Increasingly popular drugs in dermatology are biological agents. Recent studies have demonstrated their effectiveness in treating PG, especially in cases where the skin changes are accompanied by changes in inflammatory bowel disease or rheumatoid arthritis. Most data in the literature concern the effectiveness of infliximab and etanercept in the treatment of PG [22, 23]. There have also been increasing reports of the use of other biologics such as etanercept, adalimumab, and alefacept in the treatment of skin diseases [24-26]. The advantage of using biological agents compared to classical formulations is that the remission of skin lesions is very rapid. Unfortunately, this therapy is expensive and not fully explored in terms of long-term side-effects.

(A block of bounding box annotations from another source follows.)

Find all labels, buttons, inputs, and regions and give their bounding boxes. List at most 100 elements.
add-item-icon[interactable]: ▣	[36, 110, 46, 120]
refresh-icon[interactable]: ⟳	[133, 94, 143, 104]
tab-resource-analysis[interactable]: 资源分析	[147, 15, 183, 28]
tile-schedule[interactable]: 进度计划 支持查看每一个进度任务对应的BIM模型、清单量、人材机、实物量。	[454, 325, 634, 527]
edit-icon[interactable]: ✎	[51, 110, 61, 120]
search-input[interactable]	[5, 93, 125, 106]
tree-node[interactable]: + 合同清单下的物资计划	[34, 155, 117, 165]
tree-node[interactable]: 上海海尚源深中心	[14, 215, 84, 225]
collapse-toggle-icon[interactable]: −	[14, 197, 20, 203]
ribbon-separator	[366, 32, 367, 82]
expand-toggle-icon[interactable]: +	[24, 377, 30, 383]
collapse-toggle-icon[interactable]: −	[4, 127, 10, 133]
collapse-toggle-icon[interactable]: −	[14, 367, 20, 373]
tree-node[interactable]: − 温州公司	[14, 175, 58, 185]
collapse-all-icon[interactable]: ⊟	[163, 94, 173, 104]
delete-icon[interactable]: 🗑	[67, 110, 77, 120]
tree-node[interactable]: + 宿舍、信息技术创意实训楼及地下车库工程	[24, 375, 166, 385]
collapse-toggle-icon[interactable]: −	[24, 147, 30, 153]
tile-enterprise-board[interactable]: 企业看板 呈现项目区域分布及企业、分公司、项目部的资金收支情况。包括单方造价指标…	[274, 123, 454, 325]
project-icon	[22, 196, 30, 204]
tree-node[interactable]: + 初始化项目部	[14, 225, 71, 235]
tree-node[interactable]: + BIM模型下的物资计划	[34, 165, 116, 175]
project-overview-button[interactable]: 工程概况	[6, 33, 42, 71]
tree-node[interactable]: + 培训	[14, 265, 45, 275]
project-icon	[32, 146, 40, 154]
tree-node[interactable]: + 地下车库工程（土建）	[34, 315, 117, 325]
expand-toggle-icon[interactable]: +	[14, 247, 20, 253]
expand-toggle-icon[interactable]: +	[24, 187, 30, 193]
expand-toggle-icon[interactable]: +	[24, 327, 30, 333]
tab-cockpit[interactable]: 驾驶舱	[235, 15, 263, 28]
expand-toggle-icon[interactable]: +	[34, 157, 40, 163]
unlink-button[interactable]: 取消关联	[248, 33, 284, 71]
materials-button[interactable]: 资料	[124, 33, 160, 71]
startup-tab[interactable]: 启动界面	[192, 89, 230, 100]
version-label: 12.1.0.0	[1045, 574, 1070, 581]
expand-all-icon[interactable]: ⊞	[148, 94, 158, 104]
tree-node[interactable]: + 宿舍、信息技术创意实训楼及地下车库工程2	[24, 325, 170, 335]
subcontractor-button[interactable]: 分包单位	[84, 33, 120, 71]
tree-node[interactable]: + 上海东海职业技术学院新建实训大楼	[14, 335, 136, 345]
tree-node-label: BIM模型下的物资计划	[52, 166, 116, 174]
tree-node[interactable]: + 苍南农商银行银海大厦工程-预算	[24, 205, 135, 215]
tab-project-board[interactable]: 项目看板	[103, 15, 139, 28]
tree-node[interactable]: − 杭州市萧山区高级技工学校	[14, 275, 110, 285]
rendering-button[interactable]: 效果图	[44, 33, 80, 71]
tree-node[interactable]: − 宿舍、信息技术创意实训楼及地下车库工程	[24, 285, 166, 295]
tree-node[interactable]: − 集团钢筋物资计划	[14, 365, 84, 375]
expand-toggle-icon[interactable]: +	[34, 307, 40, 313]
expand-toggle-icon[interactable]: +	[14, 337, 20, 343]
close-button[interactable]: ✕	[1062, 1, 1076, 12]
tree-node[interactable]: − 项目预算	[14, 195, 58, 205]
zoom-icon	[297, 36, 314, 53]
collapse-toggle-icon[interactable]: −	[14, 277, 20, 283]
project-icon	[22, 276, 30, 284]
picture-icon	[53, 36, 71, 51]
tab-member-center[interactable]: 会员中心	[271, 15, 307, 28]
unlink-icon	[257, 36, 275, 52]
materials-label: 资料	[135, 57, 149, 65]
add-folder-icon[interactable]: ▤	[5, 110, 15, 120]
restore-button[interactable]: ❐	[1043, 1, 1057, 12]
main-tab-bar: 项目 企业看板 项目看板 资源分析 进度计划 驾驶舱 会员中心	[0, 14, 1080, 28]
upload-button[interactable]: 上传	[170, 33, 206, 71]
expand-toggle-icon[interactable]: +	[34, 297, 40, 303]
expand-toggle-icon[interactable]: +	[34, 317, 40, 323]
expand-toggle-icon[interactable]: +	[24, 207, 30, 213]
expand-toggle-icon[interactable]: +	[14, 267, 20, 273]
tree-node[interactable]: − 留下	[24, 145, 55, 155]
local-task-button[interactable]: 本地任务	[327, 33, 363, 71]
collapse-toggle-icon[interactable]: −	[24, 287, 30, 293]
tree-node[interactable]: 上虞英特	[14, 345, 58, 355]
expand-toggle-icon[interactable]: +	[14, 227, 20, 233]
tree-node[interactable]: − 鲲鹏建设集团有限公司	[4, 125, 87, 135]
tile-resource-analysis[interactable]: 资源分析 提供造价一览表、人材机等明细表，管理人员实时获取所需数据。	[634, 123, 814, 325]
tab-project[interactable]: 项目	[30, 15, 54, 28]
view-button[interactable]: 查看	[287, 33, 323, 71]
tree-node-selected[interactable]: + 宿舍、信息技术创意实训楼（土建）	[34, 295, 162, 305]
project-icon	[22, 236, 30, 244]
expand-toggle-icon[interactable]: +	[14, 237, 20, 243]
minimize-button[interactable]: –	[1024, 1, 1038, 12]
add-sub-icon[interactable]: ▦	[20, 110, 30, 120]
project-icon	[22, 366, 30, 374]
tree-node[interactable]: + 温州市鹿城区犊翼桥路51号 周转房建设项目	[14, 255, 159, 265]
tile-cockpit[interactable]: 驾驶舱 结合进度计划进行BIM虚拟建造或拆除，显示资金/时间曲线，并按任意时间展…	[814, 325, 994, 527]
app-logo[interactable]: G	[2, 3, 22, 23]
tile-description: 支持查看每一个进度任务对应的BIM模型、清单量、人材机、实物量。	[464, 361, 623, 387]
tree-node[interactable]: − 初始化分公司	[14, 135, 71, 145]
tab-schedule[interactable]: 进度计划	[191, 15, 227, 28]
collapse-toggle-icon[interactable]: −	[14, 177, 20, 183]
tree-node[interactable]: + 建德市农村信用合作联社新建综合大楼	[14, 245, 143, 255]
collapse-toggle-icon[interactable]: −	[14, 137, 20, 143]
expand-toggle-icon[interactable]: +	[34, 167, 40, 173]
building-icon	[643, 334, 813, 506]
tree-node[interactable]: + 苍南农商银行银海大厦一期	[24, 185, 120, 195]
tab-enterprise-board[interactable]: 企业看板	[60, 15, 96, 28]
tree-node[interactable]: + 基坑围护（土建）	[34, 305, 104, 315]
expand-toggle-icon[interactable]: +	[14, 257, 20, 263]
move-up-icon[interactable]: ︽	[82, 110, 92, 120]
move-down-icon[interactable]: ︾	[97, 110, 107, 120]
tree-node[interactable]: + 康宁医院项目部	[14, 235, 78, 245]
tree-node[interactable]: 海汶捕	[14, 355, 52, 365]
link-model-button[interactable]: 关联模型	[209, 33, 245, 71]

Gangrenous dermatitis is a dermatosis increasingly encountered in clinical practice by dermatologists and doctors in other specialties. Early diagnosis and selection of proper treatment can be difficult. It is essential to have knowledge about the disease and the factors contributing to its rapid progression.

In selecting agents for the treatment of dermatoses, patients with underlying diseases should always be taken into consideration. A thorough diagnosis must always be performed to confirm PG. It is extremely important to maintain photographic documentation of skin lesions, which allows one to monitor the effectiveness of the induced therapy.